Menos de dois meses depois do final de A Guerra dos Tronos, as filmagens da série-prequela de A Guerra dos Tronos já decorrem na Irlanda e o seu autor, George R.R. Martin, revela novidades sobre o projecto que ainda não tem nome, nem data de estreia, nem Lannisters mas terá Starks e cerca de cem reinos pelos quais lutar. Ainda assim, a febre não deve ser tão elevada quanto com a série original, acredita o co-autor deste novo projecto televisivo.

Numa entrevista com a revista Entertainment Weekly, o autor de As Crónicas de Gelo e Fogo, a saga literária ainda incompleta que deu origem à milionária série televisiva da HBO, revelou então novidades sobre o projecto para uma nova série que visa continuar a história de Westeros. Tudo começa pelo facto de o continente ficcional onde se passa grande parte da acção de A Guerra dos Tronos e d’ As Crónicas de Gelo e Fogo ter uma configuração bastante diferente da conhecida pelos leitores e espectadores da saga — “falamos dos Sete Reinos de Westeros [em A Guerra dos Tronos]”, diz Martin, “mas se recuarmos mais há nove reinos, e 12 reinos, e eventualmente chegamos a um ponto onde há cem reinos — pequenos reinos — e é dessa era que estamos a falar” na nova história.

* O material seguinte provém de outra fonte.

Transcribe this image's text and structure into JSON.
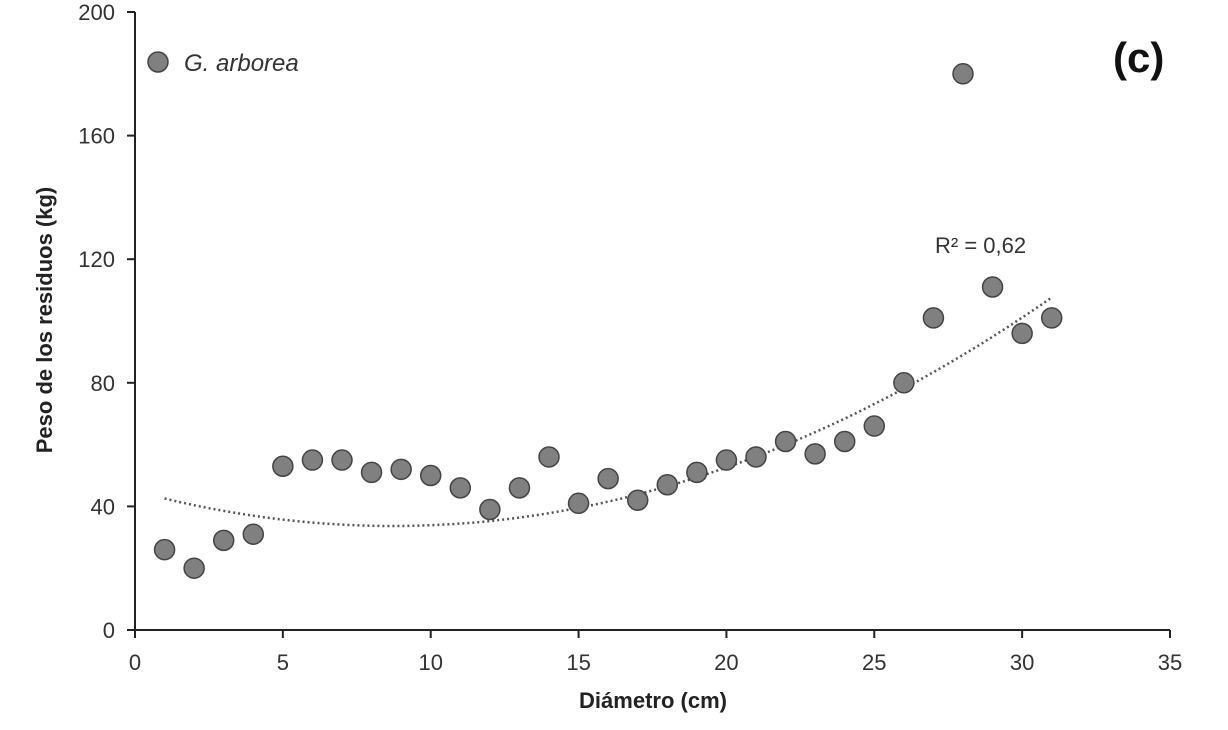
{
  "chart_data": {
    "type": "scatter",
    "panel_label": "(c)",
    "xlabel": "Diámetro (cm)",
    "ylabel": "Peso de los residuos (kg)",
    "xlim": [
      0,
      35
    ],
    "ylim": [
      0,
      200
    ],
    "xticks": [
      0,
      5,
      10,
      15,
      20,
      25,
      30,
      35
    ],
    "yticks": [
      0,
      40,
      80,
      120,
      160,
      200
    ],
    "grid": false,
    "legend_position": "top-left",
    "series": [
      {
        "name": "G. arborea",
        "color": "#808080",
        "x": [
          1,
          2,
          3,
          4,
          5,
          6,
          7,
          8,
          9,
          10,
          11,
          12,
          13,
          14,
          15,
          16,
          17,
          18,
          19,
          20,
          21,
          22,
          23,
          24,
          25,
          26,
          27,
          28,
          29,
          30,
          31
        ],
        "y": [
          26,
          20,
          29,
          31,
          53,
          55,
          55,
          51,
          52,
          50,
          46,
          39,
          46,
          56,
          41,
          49,
          42,
          47,
          51,
          55,
          56,
          61,
          57,
          61,
          66,
          80,
          101,
          180,
          111,
          96,
          101
        ]
      }
    ],
    "trendline": {
      "type": "polynomial-2",
      "x_range": [
        1,
        31
      ],
      "coefficients": [
        45.0,
        -2.6,
        0.149
      ],
      "label": "R² = 0,62"
    }
  }
}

O escritor e argumentista — que começou a sua carreira precisamente na televisão com a série A Bela e o Monstro, com Linda Hamilton, no seu currículo — já tinha revelado que a série que antecede A Guerra dos Tronos se passaria cerca de cinco mil anos antes da história conhecida na saga principal (nas novelas, contos e livros-enciclopédicos que rodeiam o fenómeno Tronos há bastante construção histórica sobre os períodos mais antigos deste mundo criado por Martin). Agora, acrescenta-lhes uma geografia básica e nomes: os Stark, uma das casas mais antigas deste universo ficcional e descendentes dos igualmente ficcionais Primeiros Homens, estarão presentes, mas os loiros Lannister não.

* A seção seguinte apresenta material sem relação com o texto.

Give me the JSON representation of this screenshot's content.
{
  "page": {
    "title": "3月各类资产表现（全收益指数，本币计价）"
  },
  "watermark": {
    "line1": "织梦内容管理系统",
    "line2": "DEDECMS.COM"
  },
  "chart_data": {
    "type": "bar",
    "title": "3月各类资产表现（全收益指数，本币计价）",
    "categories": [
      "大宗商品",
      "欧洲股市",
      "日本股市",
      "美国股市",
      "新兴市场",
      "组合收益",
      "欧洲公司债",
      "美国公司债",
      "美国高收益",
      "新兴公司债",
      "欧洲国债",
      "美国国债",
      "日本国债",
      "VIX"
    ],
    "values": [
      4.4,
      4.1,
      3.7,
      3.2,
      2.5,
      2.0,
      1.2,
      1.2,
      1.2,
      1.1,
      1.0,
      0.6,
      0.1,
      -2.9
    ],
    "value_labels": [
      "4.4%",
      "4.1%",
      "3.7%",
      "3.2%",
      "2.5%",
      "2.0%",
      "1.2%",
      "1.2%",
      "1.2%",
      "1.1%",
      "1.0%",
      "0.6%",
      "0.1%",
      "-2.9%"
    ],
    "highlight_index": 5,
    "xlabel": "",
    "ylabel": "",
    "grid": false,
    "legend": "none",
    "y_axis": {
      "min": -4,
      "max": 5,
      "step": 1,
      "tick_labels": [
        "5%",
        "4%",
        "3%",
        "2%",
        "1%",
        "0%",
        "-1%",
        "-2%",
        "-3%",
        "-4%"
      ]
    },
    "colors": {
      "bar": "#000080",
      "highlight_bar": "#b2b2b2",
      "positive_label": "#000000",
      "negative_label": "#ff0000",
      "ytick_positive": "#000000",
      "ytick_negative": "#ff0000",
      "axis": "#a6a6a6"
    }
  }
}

“Os Stark estarão lá, decididamente”, diz Martin à revista que, dentro do mesmo conglomerado de media norte-americano que detém também a HBO, tem tido acesso em primeira mão às novidades deste fenómeno de cultura popular. “Obviamente, os Caminhantes Brancos [White Walkers no original] estão lá — ou, como são chamados nos meus livros, Os Outros — e isso será um dos aspectos da história”, disse aludindo aos vilões gelados que a série televisiva transformou em antagonistas principais do arco narrativo de fantasia de Tronos. Sobre outros aspectos da fantasia da sua saga, George R.R. Martin confirma também que “há coisas como Lobos Gigantes [direwolves, no original] e mamutes”, animais aos quais há alusões nos livros já publicados como criaturas do passado. Para o passado televisivo ficam contudo os Lannister, a ambiciosa família de A Guerra dos Tronos que ainda não existe nestes tempos ficcionalmente ancestrais.

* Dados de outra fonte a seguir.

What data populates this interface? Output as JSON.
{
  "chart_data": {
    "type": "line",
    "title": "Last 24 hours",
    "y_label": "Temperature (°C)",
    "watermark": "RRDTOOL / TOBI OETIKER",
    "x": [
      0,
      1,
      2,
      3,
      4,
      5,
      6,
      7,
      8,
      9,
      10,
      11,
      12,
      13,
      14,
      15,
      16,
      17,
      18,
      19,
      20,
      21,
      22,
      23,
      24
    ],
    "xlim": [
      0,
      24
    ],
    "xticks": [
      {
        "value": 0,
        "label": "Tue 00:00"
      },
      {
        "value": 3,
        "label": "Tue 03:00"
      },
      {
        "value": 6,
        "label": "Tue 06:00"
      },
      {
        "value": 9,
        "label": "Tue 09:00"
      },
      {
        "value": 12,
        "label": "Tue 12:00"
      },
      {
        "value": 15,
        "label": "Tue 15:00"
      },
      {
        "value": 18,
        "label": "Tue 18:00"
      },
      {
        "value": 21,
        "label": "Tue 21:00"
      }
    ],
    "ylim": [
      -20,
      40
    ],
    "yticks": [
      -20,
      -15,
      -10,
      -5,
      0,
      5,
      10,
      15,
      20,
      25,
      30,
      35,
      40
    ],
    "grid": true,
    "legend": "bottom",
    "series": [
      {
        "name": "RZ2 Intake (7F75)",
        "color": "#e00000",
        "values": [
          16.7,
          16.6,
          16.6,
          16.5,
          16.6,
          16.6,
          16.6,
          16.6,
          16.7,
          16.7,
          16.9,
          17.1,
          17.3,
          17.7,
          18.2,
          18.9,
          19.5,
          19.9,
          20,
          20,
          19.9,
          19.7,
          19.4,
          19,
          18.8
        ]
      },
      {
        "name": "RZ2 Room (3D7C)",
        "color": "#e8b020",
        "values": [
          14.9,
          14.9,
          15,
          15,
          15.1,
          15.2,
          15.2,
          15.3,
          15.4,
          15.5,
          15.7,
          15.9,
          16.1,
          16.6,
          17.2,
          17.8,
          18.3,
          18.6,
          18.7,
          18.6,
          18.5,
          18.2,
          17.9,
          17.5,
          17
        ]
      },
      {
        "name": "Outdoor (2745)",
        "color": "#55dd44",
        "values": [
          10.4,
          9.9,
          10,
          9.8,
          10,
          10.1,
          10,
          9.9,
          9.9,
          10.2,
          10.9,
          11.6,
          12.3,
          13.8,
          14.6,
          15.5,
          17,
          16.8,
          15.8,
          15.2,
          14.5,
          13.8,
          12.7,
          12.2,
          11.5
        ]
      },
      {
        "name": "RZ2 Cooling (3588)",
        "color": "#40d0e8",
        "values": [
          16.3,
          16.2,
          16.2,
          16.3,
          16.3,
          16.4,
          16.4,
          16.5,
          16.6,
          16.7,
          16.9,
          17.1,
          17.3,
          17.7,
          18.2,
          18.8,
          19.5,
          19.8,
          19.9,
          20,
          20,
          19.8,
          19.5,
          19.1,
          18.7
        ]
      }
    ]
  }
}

Numa altura em que Martin tem nas mãos o futuro da história na perspectiva literária — está a escrever o sexto e penúltimo livro d’As Crónicas de Gelo e Fogo —, o autor sabe que o pujante efeito A Guerra dos Tronos, motor de audiências globais e de milhões em receitas associadas em merchandising, licenciamento ou turismo, vai continuar. Mas acredita que não terá a mesma força. Passada a onda televisiva que foi a oitava e última temporada da série e o relativo descontentamento de uma fatia dos fãs, a espera pelo novo livro será como a noite, longa e cheia de temores, e a preparação de uma nova série perderá sempre, acredita o autor, algumas cabeças pelo caminho. “A escala do sucesso de A Guerra dos Tronos — chegando a todo o mundo e invadindo a cultura — não é algo que se pudesse prever, nem é uma coisa que prevejo voltar a experienciar”, disse no podcast Maltin on Movies.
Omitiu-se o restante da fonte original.